Most historians know William Henry Seward as one of the most eminent American secretaries of state. In his appraisal of the incumbents of that office, Alexander De Conde ranks Seward second in performance only to John Quincy Adams. If ever an American political leader had a record of consistently working for territorial and commercial expansion entirely by peaceful means, that man was Seward.
Yet, according to practically every historian and biographer who has written at any length about him, one striking blemish appears on his record. During an interval of several months early in 1861, a bellicose Seward invented a "foreign war panacea" for solving the problem of Southern secession and was barely thwarted by President Abraham Lincoln from bringing about such a conflict. Either Seward was possessed of an almost insane truculence or he had anticipated John Foster Dulles's brinkmanship at the worst possible time. This apparent aberration in Seward's long record of constructive statesmanship is sometimes given more emphasis in textbooks than any of his other activities in the field of diplomacy.

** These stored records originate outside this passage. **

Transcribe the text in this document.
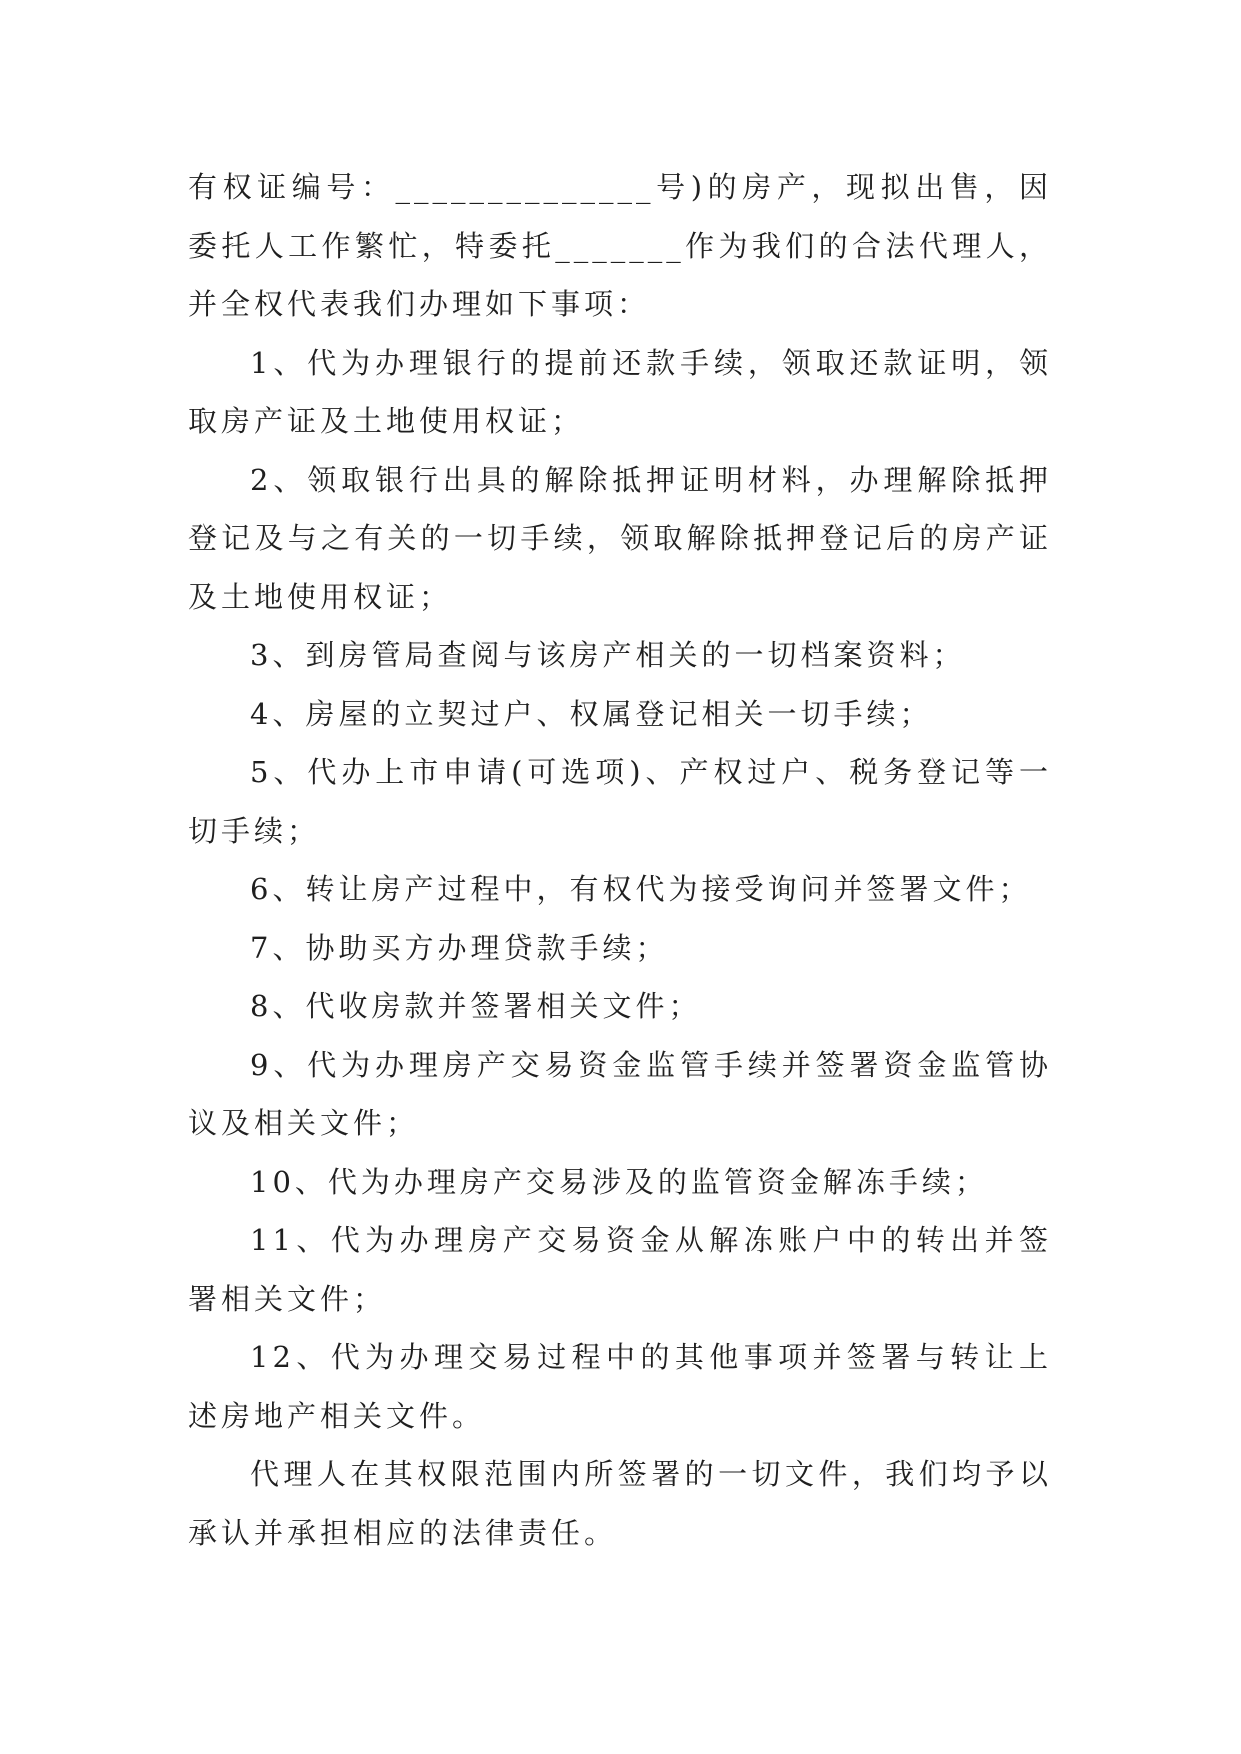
有权证编号：______________号)的房产，现拟出售，因委托人工作繁忙，特委托_______作为我们的合法代理人，并全权代表我们办理如下事项：

1、代为办理银行的提前还款手续，领取还款证明，领取房产证及土地使用权证；

2、领取银行出具的解除抵押证明材料，办理解除抵押登记及与之有关的一切手续，领取解除抵押登记后的房产证及土地使用权证；

3、到房管局查阅与该房产相关的一切档案资料；

4、房屋的立契过户、权属登记相关一切手续；

5、代办上市申请(可选项)、产权过户、税务登记等一切手续；

6、转让房产过程中，有权代为接受询问并签署文件；

7、协助买方办理贷款手续；

8、代收房款并签署相关文件；

9、代为办理房产交易资金监管手续并签署资金监管协议及相关文件；

10、代为办理房产交易涉及的监管资金解冻手续；

11、代为办理房产交易资金从解冻账户中的转出并签署相关文件；

12、代为办理交易过程中的其他事项并签署与转让上述房地产相关文件。

代理人在其权限范围内所签署的一切文件，我们均予以承认并承担相应的法律责任。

The impression thus created is one of instability, irresponsibility, and political ambition to the point of madness.
In 1976 I wrote Desperate Diplomacy: William Henry Seward's Foreign Policy, 1861, a volume which demonstrated how absurd was the traditional portrayal of Seward as a warmonger and which showed the myth's inception in the near-paranoia of the British minister at Washington—and in machinations against Secretary Seward by Massachusetts Senator Charles Sumner and other political opponents.